Central: McClellan Nuclear Research Center

McClellan's TRIGA Reactor boasts the two largest radiography bays in the world, which were originally designed for testing the wings of F-111 planes. These were the first planes with variable wing geometry, and the wings were periodically removed from the airplanes and imaged at McClellan. UC Davis took over the reactor when the air force base closed in 2000. The reactor is now used for some research efforts. Several UCD physicists measure impurities in materials for their in neutrino/dark matter detectors through neutron activation. The reactor can also simulate radiation doses that satellites or other spacecraft will receive over multiple years, and its effect on performance. Other current uses involve plants. Imaging plant root systems and their relation to water in the soil may help in developing more drought-resistant plants. Other plants are irradiated at a dose that kills about half of the plants. The idea is to have the maximum opportunity to observe the effects of mutations. After irradiation, the plants are observed, and mutations in speciments that show potentially useful traits can be tracked down through DNA analysis. Researchers can then attempt to create the same mutations through other means; the irradiated plants themselves are not used directly in developing new plant varieties. The pictures are of the reactor core and the chamber for measuring irradiated samples.

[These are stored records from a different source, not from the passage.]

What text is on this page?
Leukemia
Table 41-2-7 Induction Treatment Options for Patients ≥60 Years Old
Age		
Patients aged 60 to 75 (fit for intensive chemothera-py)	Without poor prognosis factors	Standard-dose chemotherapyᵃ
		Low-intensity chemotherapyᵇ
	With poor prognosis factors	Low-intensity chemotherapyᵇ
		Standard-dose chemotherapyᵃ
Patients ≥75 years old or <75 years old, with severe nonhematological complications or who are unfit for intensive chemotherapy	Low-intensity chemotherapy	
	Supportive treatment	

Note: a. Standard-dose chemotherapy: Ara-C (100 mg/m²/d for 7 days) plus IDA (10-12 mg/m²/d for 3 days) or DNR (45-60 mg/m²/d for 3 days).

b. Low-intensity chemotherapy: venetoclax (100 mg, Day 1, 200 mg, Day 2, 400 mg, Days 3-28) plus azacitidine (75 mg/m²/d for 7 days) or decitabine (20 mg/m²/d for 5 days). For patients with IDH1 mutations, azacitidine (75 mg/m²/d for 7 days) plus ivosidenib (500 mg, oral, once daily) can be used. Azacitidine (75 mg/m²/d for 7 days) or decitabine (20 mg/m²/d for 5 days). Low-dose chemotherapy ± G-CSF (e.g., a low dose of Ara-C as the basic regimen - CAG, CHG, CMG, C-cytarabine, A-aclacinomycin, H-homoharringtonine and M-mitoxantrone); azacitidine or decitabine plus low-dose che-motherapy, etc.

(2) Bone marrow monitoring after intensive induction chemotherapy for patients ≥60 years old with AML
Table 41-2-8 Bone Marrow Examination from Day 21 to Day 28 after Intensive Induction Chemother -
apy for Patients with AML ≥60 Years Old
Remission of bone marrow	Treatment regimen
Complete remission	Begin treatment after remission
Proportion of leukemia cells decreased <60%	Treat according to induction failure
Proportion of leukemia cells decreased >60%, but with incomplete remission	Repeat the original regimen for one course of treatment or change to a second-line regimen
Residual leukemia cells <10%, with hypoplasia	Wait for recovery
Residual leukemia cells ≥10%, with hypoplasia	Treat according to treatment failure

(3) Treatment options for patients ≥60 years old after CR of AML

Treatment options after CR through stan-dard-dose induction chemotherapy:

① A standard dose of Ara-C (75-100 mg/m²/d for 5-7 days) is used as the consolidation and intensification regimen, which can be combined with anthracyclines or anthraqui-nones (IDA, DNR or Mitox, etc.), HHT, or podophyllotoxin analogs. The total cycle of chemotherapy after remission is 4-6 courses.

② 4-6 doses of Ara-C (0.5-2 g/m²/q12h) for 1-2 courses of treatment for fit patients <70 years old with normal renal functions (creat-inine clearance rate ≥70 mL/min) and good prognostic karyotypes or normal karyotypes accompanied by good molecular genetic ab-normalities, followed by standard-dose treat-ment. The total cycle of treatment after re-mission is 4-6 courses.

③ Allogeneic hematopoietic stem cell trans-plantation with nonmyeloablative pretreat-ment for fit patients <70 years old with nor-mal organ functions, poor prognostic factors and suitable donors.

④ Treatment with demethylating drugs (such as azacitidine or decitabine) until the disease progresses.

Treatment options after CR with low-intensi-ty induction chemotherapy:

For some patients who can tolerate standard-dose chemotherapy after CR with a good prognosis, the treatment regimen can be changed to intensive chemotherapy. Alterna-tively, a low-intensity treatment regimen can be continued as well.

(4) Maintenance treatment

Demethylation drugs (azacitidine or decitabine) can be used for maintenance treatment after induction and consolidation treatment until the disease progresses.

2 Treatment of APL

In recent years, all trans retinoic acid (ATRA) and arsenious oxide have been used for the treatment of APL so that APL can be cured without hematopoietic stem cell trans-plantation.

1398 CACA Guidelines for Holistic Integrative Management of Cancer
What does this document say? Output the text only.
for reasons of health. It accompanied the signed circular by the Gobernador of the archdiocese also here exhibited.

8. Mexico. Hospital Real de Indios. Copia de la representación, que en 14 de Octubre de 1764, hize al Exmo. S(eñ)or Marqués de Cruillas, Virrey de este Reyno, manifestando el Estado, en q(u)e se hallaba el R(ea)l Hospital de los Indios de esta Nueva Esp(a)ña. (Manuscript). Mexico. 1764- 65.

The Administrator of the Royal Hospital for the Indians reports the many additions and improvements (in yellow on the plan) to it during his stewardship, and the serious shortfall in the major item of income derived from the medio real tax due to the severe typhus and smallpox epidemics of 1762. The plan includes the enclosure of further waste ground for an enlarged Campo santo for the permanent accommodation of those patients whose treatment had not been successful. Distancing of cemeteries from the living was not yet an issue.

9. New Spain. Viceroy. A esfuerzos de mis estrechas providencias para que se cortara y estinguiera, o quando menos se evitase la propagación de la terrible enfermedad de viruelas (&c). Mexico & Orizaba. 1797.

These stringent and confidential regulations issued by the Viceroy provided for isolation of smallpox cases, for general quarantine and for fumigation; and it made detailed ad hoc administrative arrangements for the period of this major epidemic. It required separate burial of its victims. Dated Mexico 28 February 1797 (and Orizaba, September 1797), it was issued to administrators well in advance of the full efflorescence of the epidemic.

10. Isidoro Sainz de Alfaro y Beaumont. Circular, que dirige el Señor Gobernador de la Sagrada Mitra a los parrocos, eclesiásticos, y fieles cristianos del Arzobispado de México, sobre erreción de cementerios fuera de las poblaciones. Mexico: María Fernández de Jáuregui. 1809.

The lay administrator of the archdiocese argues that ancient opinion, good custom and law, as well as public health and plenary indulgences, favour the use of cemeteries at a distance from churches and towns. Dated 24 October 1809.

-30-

West: Armstrong Redwoods and Goat Rock Beach

We hiked through much of Armstrong Redwoods State Natural Reserve, seeing trees more than a millenium old and taller than the length of a football field. We had a picnic lunch under the redwoods, then left for the ocean. Goat Rock Beach has colonies of mussels, a horde of seals (below right), and fantastic views of arched rocks near the shore.

North: Lassen Volcanic National Park

Our Lassen trip followed the routine developed over the past few visits: seeing the Subway Cave lava tube just northeast of the park itself, climbing the Cinder Cone and camping at Butte Lake, stopping at the visitor center and walking around Manzanita Lake, pausing at the Hot Rock en route to lunch at King's Creek Picnic Area, and hiking to the Bumpass Hell hydrothermal area. This itinerary mixes interesting volcano-created structures and sights of the devastation from Mount Lassen's 1915 eruption with breathtakingly gorgeous mountain scenery. The photos show the Painted Dunes with Snag Lake in the background as we started to descend Cinder Cone, and the Bumpass Hell boardwalk.

South: Lick Observatory

Atop Mount Hamilton near San Jose is the skeletal town that maintains the Lick Observatory telescopes. Even a decade ago the town was much more active, with the last one-room schoolhouse in the country and a special cafeteria for visiting scientists. Given the hourlong drive up on an extremely curvy road, it's not really an ideal place to live though. As telescopes became more automated, fewer scientists made the trek, opting instead for remote control. That meant fewer support services were needed, until the cafeteria and school closed. We had a private tour of the site, hearing about the history of the observatory, its telescopes, and its founder. We then viewed several objects through the 36" refracting telescope. Unfortunately the observatory is not allowed to move the floor inside the large refractor's dome until some safety inspections are completed. That limited us to looking at objects well above the horizon. If the telescope became too close to horizontal, its eyepiece would be too high to reach, even with a tall stepladder. Photos are of the 3-meter reflecting telescope, and of REU students watching sunset at a pause during the tour.